2. Parameterization of Reverse Mean
Learning the patterns of how the model adds and removes noise, i.e., the mean, will help with faster convergence and hence quicker reverse process, leading to faster training times. Calculating the Reverse Mean (μ) helps the model determine the expected value at each timestep to accurately denoise the image.
$\mu(x_{t}, t) := \frac{\sqrt{\alpha_{t-1}(1 - \alpha_{t-1})} \cdot xt + \sqrt{\alpha_{t-1}(1 - \alpha_t)} \cdot x_0}{1 - \alpha_{t-1}}$
-
$\alpha_{t-1}, \alpha_{t}$ - Variance Schedule parameters
-
$x_{t}$ - Noisy data at time step t.
-
$x_{o}$ - Original data
There are two ways of parameterization:
- Direct Parameterization: Calculate μ by replacing $x_0$ (actual $X_0$) with $\hat{x_0}$ (the model’s estimate of $X_0$ during the reverse process).
- Indirect Parameterization:
-
Residual Noise: This predicts the noise added in the forward process and subtracts this from the image to arrive at $X_0$. This estimates the noise added. Since there’s a fixed range of noise values, it leads to a consistent prediction of magnitude.
$\mu_\theta(x_{t}, t) := \frac{1}{\sqrt{\alpha_t}} \cdot xt - \frac{(1 - \alpha_t)}{\sqrt{\alpha_t(1 - \alpha_{t-1})}} \cdot \hat{\epsilon}_t$
$(\hat{\epsilon}_t)$ - Predicted Noise
$(\epsilon_t)$ - Actual Noise added in the Forward process at that time step
-
Score: This is the gradient of the log of the distribution of noise. It indicates the most possible change between two timesteps by guiding the denoising trajectory with direction and magnitude. This is better for later stage refinements to denoise accuracy.
$dx = f(x, t) - g^2(t) \cdot \hat{s}_t \cdot dt + g(t) \cdot dw$
-
In practice, a combination of different parameterizations is used. At the start of the reverse process, when there’s a lot of noise, direct parameterization is used. This helps the network to understand the global structure. At a later stage, since more refining is needed, an indirect method like noise or score is used for accurate denoising.
3. Optimization Design on Learning Objective
The learning objective is the function that the model aims to optimize during training.

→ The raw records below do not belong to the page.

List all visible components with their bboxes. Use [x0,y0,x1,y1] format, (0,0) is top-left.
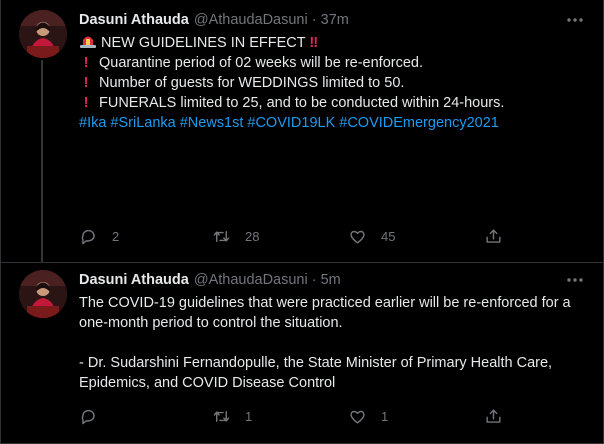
heart-icon [350,230,365,244]
separator: · [311,12,317,28]
bullet-line: ! Quarantine period of 02 weeks will be r… [79,53,587,73]
paragraph: - Dr. Sudarshini Fernandopulle, the Stat… [79,355,553,391]
hashtag-link[interactable]: #SriLanka [110,115,175,131]
tweet-header: Dasuni Athauda @AthaudaDasuni · 5m [79,270,341,290]
author-name[interactable]: Dasuni Athauda [79,12,189,28]
bullet-line: ! FUNERALS limited to 25, and to be condu… [79,93,587,113]
timeline: Dasuni Athauda @AthaudaDasuni · 37m NEW … [0,0,604,444]
author-name[interactable]: Dasuni Athauda [79,272,189,288]
like-button[interactable]: 45 [348,226,395,246]
bullet-line: ! Number of guests for WEDDINGS limited t… [79,73,587,93]
share-icon [486,408,501,423]
tweet-actions: 1 1 [79,406,509,426]
share-icon [486,228,501,243]
reply-icon [81,409,95,424]
timestamp[interactable]: 37m [321,12,349,28]
share-button[interactable] [484,406,503,426]
tweet-actions: 2 28 45 [79,226,509,246]
exclamation-icon: ! [83,75,89,91]
hashtag-link[interactable]: #COVIDEmergency2021 [339,115,499,131]
retweet-button[interactable]: 28 [212,226,259,246]
thread-connector [41,60,43,262]
more-options-button[interactable] [565,270,585,290]
hashtag-link[interactable]: #COVID19LK [247,115,335,131]
headline-line: NEW GUIDELINES IN EFFECT ‼ [79,33,587,53]
hashtag-link[interactable]: #Ika [79,115,106,131]
bullet-text: FUNERALS limited to 25, and to be conduc… [99,95,505,111]
exclamation-icon: ! [83,55,89,71]
like-button[interactable]: 1 [348,406,388,426]
reply-count: 2 [112,228,120,244]
author-handle[interactable]: @AthaudaDasuni [194,12,308,28]
tweet[interactable]: Dasuni Athauda @AthaudaDasuni · 5m The C… [1,262,603,444]
hashtag-list: #Ika #SriLanka #News1st #COVID19LK #COVIDEme… [79,113,587,133]
avatar[interactable] [19,10,67,58]
reply-button[interactable] [79,406,112,426]
double-exclamation-icon: ‼ [309,35,319,51]
headline-text: NEW GUIDELINES IN EFFECT [101,35,306,51]
retweet-button[interactable]: 1 [212,406,252,426]
retweet-icon [213,230,230,242]
bullet-text: Quarantine period of 02 weeks will be re… [99,55,424,71]
separator: · [311,272,317,288]
tweet-text: NEW GUIDELINES IN EFFECT ‼ ! Quarantine p… [79,33,587,133]
tweet-text: The COVID-19 guidelines that were practi… [79,293,587,393]
retweet-icon [213,410,230,422]
author-handle[interactable]: @AthaudaDasuni [194,272,308,288]
avatar[interactable] [19,270,67,318]
like-count: 45 [381,228,396,244]
exclamation-icon: ! [83,95,89,111]
bullet-text: Number of guests for WEDDINGS limited to… [99,75,405,91]
more-icon [567,278,583,282]
like-count: 1 [381,408,389,424]
more-icon [567,18,583,22]
more-options-button[interactable] [565,10,585,30]
retweet-count: 28 [245,228,260,244]
reply-button[interactable]: 2 [79,226,119,246]
paragraph: The COVID-19 guidelines that were practi… [79,295,571,331]
timestamp[interactable]: 5m [321,272,341,288]
tweet-header: Dasuni Athauda @AthaudaDasuni · 37m [79,10,349,30]
tweet[interactable]: Dasuni Athauda @AthaudaDasuni · 37m NEW … [1,0,603,262]
reply-icon [81,229,95,244]
siren-icon [79,33,97,53]
hashtag-link[interactable]: #News1st [180,115,244,131]
retweet-count: 1 [245,408,253,424]
heart-icon [350,410,365,424]
share-button[interactable] [484,226,503,246]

There are different strategies involved to improve the effectiveness of the denoising network.
- Reverse Variance
An appropriate reverse variance minimizes the discrepancy between the forward and reverse processes, reducing the time steps required to converge. There are three optimization techniques for finding an appropriate reverse variance value:- Using empirical values for each timestep.
- A predefined schedule that dictates how variance changes at each timestep.
- Estimating optimal variance by analytically arriving at it from the predicted score.
- Learning Weight
This is used to balance learning priorities in training, controlling the focus on global vs. local details of data at different stages of the reverse process. There are two optimization techniques for finding an appropriate learning weight value:- Using predefined noise schedules directly as learning weight, which emphasizes learning global structures early on.
- Computing weights based on Signal to Noise Ratio (SNR). This takes into account the remaining noise present at each timestep. This is a more accurate way of denoising because it focuses a lot on the local data.